Not all deists shun organized religion. The earliest deists grew up in church, and recognized the value of having a support system and moral instruction. Some of ’em kept right on going to church… but their churches dropped the Christianity, and became pagan. The Unitarian churches (who ditched the belief in the trinity) and the Universalist churches (who ditched the belief in hell) have since combined, and teach all sorts of morally improving things from all sorts of religious traditions.

There are certain Christians who are called “Christian deists.” They’re not really deist. They share some similarities: Deists believe God’s distant, doesn’t interact, and is largely unknowable. Well, some Christians imagine God turned off the miracles, has no revelation for his people beyond the bible (i.e. no more prophecy), doesn’t care to interact with his people during the present dispensation, and that’s how things’ll be till Jesus returns. But even though they wrongly believe God went away, they certainly don’t believe God’s unknowable: They’ve got Jesus, churches, bibles, teachers, and various ways to learn about God. A proper deist insists none of those things are valid—that we’ve got nothing, and we’re on our own.

Theism versus deism.

Likewise there are certain self-described deists who claim they do know a little something about God. Properly speaking, they’re not really deists either.

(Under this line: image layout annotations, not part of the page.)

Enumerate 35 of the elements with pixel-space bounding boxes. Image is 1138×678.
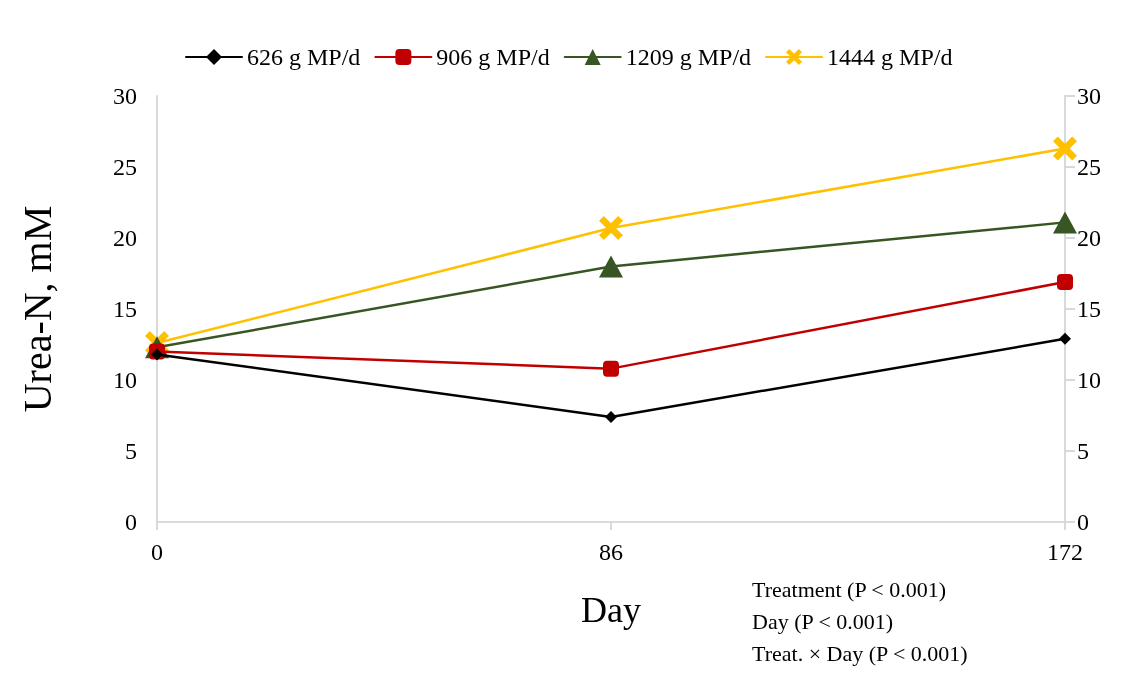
y-tick-label: 15 [113,296,137,322]
y-tick-label: 25 [113,154,137,180]
point [1053,211,1077,234]
text: Treat. × Day (P < 0.001) [752,640,968,666]
y2-tick-label: 30 [1077,83,1101,109]
point [599,216,623,241]
point [1053,136,1077,161]
y2-tick-label: 20 [1077,225,1101,251]
x-axis-title: Day [581,590,641,630]
point [1057,274,1073,291]
y2-tick-label: 25 [1077,154,1101,180]
point [603,360,619,377]
text: Day (P < 0.001) [752,608,894,634]
legend-label: 1209 g MP/d [625,44,752,70]
y-tick-label: 5 [125,438,137,464]
x-tick-label: 172 [1047,539,1083,565]
y-tick-label: 10 [113,367,137,393]
y2-tick-label: 10 [1077,367,1101,393]
legend-label: 906 g MP/d [436,44,550,70]
y-axis-title: Urea-N, mM [14,205,60,413]
legend-label: 1444 g MP/d [827,44,953,70]
y2-tick-label: 15 [1077,296,1101,322]
y-tick-label: 20 [113,225,137,251]
x-tick-label: 86 [599,539,623,565]
point [599,255,623,278]
y2-tick-label: 5 [1077,438,1089,464]
y-tick-label: 30 [113,83,137,109]
y-tick-label: 0 [125,509,137,535]
point [605,410,617,423]
point [151,348,163,361]
x-tick-label: 0 [151,539,163,565]
text: Treatment (P < 0.001) [752,576,947,602]
legend-label: 626 g MP/d [247,44,361,70]
point [1059,332,1071,345]
y2-tick-label: 0 [1077,509,1089,535]
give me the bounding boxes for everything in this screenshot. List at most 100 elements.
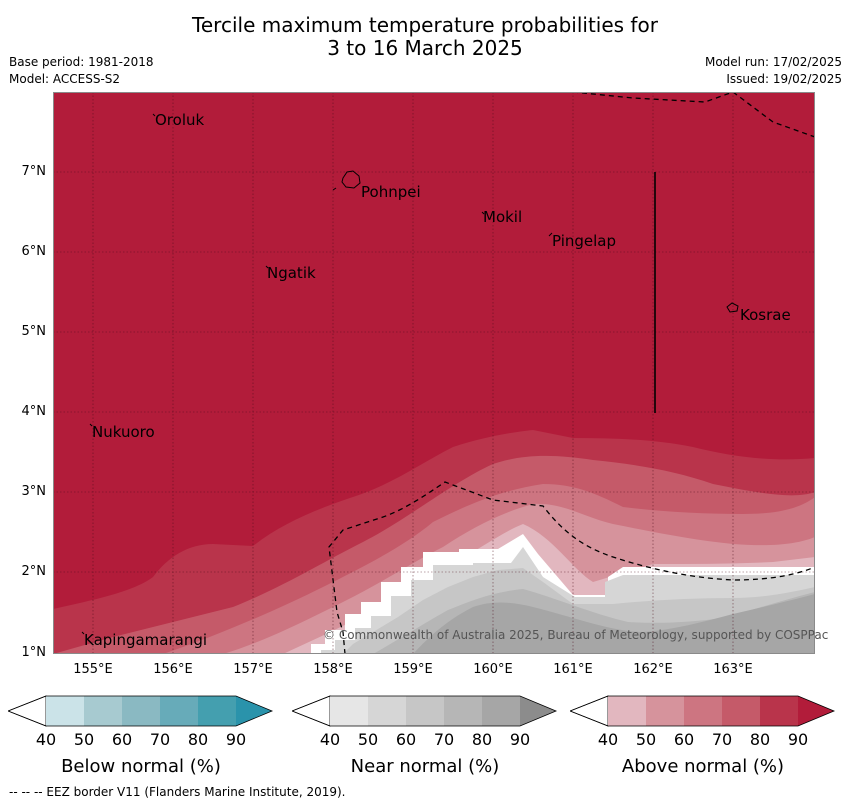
title-line-1: Tercile maximum temperature probabilitie… <box>192 13 658 37</box>
legend-below-colorbar <box>8 695 274 727</box>
legend-above-swatch-80 <box>760 696 798 726</box>
pohnpei-islet <box>332 187 337 191</box>
legend-near-swatch-40 <box>330 696 368 726</box>
legend-below-min-arrow <box>8 695 47 727</box>
y-tick-label: 4°N <box>21 404 47 419</box>
legend-tick: 50 <box>357 730 379 749</box>
legend-tick: 80 <box>187 730 209 749</box>
x-tick-label: 156°E <box>153 662 193 677</box>
legend-tick: 60 <box>395 730 417 749</box>
legend-below-swatch-60 <box>122 696 160 726</box>
x-tick-label: 158°E <box>313 662 353 677</box>
legend-tick: 70 <box>433 730 455 749</box>
legend-tick: 80 <box>749 730 771 749</box>
legend-below-outline <box>8 695 274 727</box>
legend-near-colorbar <box>292 695 558 727</box>
legend-tick: 70 <box>149 730 171 749</box>
legend-below-swatch-50 <box>84 696 122 726</box>
legend-near-max-arrow <box>520 696 556 726</box>
oroluk-atoll <box>152 113 156 117</box>
x-tick-label: 160°E <box>473 662 513 677</box>
islands <box>81 113 739 635</box>
legend-tick: 90 <box>787 730 809 749</box>
mokil-atoll <box>481 211 485 215</box>
place-label-pohnpei: Pohnpei <box>361 183 421 201</box>
legend-above-colorbar <box>570 695 836 727</box>
place-label-kosrae: Kosrae <box>740 306 791 324</box>
legend-above-outline <box>570 695 836 727</box>
place-label-pingelap: Pingelap <box>552 232 617 250</box>
legend-below-normal <box>8 694 274 728</box>
y-tick-label: 3°N <box>21 484 47 499</box>
legend-near-swatch-80 <box>482 696 520 726</box>
place-label-ngatik: Ngatik <box>267 264 316 282</box>
legend-tick: 40 <box>319 730 341 749</box>
x-tick-label: 157°E <box>233 662 273 677</box>
x-tick-label: 162°E <box>633 662 673 677</box>
map-frame <box>53 92 815 654</box>
legend-near-swatch-60 <box>406 696 444 726</box>
legend-tick: 70 <box>711 730 733 749</box>
y-tick-label: 7°N <box>21 164 47 179</box>
legend-near-swatch-50 <box>368 696 406 726</box>
legend-above-swatch-50 <box>646 696 684 726</box>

They’re still theists; they believe in God, same as most people. But if they no longer think God’s unknowable, where’d their knowledge come from? Obviously they’ve adopted a religion.

Might be an eclectic religion: They’re cobbling together a do-it-yourself belief system, made up of all the ideas which appeal to them. Not all of them come from organized religions. Look at any eclecticist who’s put together a Pinterest page of religious memes, and you’ll find they come from all over the place. Some come from Christians. Some from Hindus. Some from Simpsons episodes. Some from the back of Starbucks cups. Some from celebrities who are likewise figuring things out as they go.

Deists have a tendency to not remain deist for very long. ’Cause a functioning human brain is lousy at figuring, “God’s a mystery I can never solve, so I’m never gonna try.” It’s gonna try. That’s what brains do. Even though people insist God can’t be deduced, our brains are gonna start filling in the gaps of our knowledge with our personal preferences. Over time this “unknowable God” is gradually, unconsciously (and incorrectly) gonna look more and more like us. Hey, unless we realize we’re doing it, it’s just what we humans do. Christians included.

Once a “deist” starts treating God like they know him, instead of insisting they don’t ’cause they can’t: They left the deist category behind. Still believe in God, so they’re theist. In some cases they’ve glommed onto so many Christian ideas about God, it’s only a matter of time before they embrace Jesus. In others, they have such a jumble of ideas they’re as lost as ever. Either way, the apathy’s gone, and replaced by some form of theistic religious beliefs. They’re not deist anymore.